そうすると、確かに、10-12月期、1-3月期は季節調整系列が押し上げられ、逆に4-6月期は押し下げられるように見えます。ただ、原系列で09年の7-9月期からの3期については、例年通り増えているのですが、101-3月期の伸び率はやや低いように見えます。それでも、季節調整系列で大きく下げられているという感じはしません。

また、同年4-6月期については、原系列で大きく下げていますが、季節調整系列ではその下げ幅が小さくなるよう、押し上げています。そして、その押し上げ幅が、それほど小さくなっているかどうかは、それほど明確ではないような気がします。

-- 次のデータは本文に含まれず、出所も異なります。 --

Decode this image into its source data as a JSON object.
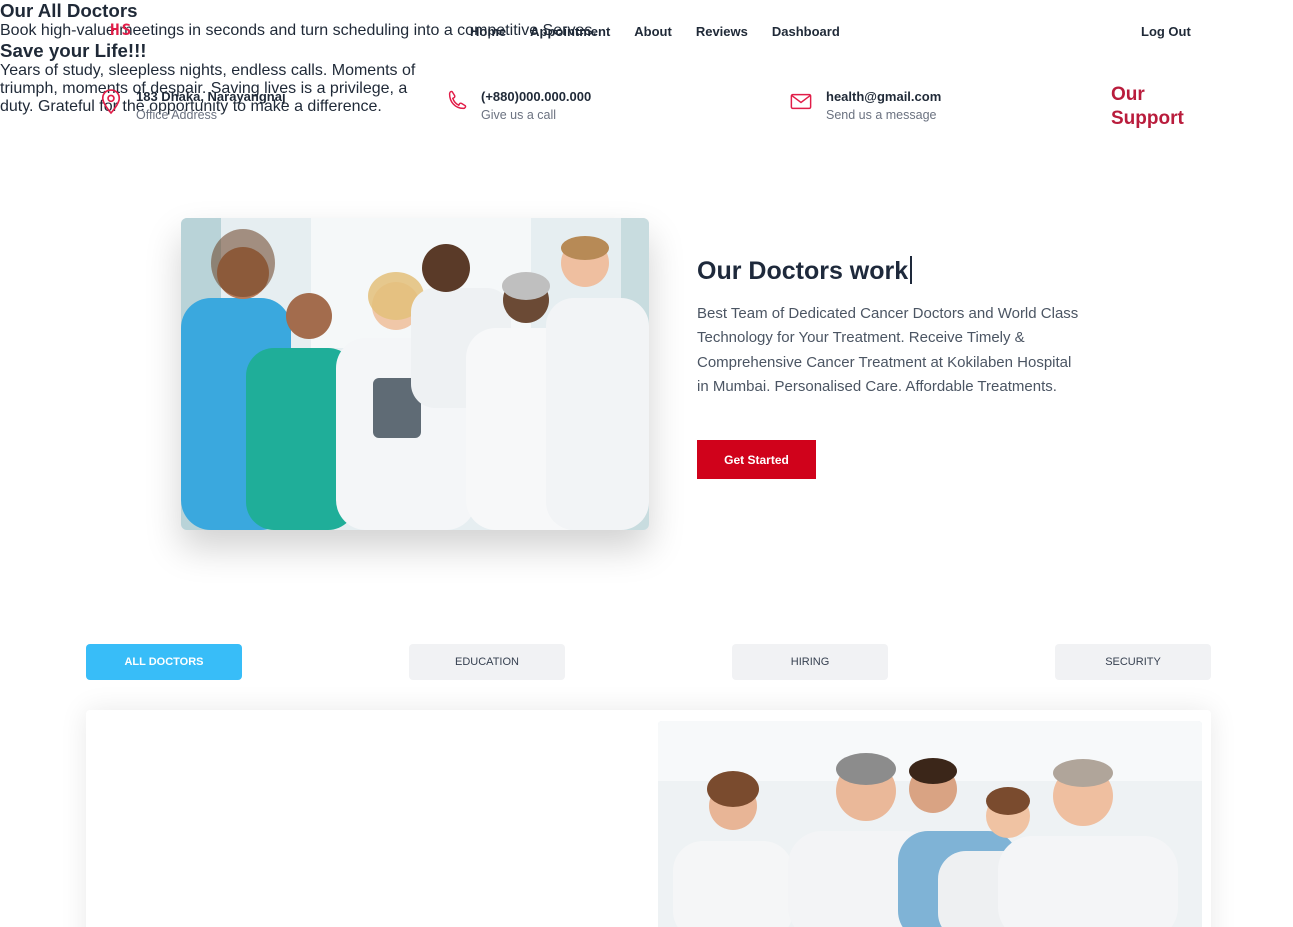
{
  "logo": {
    "text": "HS"
  },
  "nav": {
    "items": [
      {
        "label": "Home"
      },
      {
        "label": "Appointment"
      },
      {
        "label": "About"
      },
      {
        "label": "Reviews"
      },
      {
        "label": "Dashboard"
      }
    ],
    "logout_label": "Log Out"
  },
  "contact": {
    "address": {
      "title": "183 Dhaka, Narayangnaj",
      "subtitle": "Office Address",
      "icon": "location-pin-icon"
    },
    "phone": {
      "title": "(+880)000.000.000",
      "subtitle": "Give us a call",
      "icon": "phone-icon"
    },
    "email": {
      "title": "health@gmail.com",
      "subtitle": "Send us a message",
      "icon": "mail-icon"
    },
    "support_line1": "Our",
    "support_line2": "Support"
  },
  "hero": {
    "title": "Our Doctors work",
    "description": "Best Team of Dedicated Cancer Doctors and World Class Technology for Your Treatment. Receive Timely & Comprehensive Cancer Treatment at Kokilaben Hospital in Mumbai. Personalised Care. Affordable Treatments.",
    "cta_label": "Get Started"
  },
  "tabs": [
    {
      "label": "ALL DOCTORS",
      "active": true
    },
    {
      "label": "EDUCATION",
      "active": false
    },
    {
      "label": "HIRING",
      "active": false
    },
    {
      "label": "SECURITY",
      "active": false
    }
  ],
  "card": {
    "heading1": "Our All Doctors",
    "text1": "Book high-value meetings in seconds and turn scheduling into a competitive Serves.",
    "heading2": "Save your Life!!!",
    "text2": "Years of study, sleepless nights, endless calls. Moments of triumph, moments of despair. Saving lives is a privilege, a duty. Grateful for the opportunity to make a difference."
  },
  "colors": {
    "brand_red": "#d0021b",
    "support_red": "#b91c3c",
    "active_tab": "#38bdf8",
    "logo": "#e11d48"
  }
}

というわけで、耐久財を見る限りは、「指摘される可能性はあるかもしれないけど、そこまでその影響が『明らか』とまではいえない」というような気がします。

なお、X12-ARIMAで、異常値については検索できるのですが、昨年末時点では、この部分は引っかかってきませんでした。ただ、昨年末時点では、この部分は端っこだったので、検出できなかった可能性はあります。ですので、今後、系列が長くなると、検出される可能性はあるかもしれません。

(X12-ARIMAは、単純に言うと、移動平均(前後数年間の平均を取る)ですので、端っこについては、その平均がうまく取れなくて、どうしてもうまく異常値の検出などができない面があります。)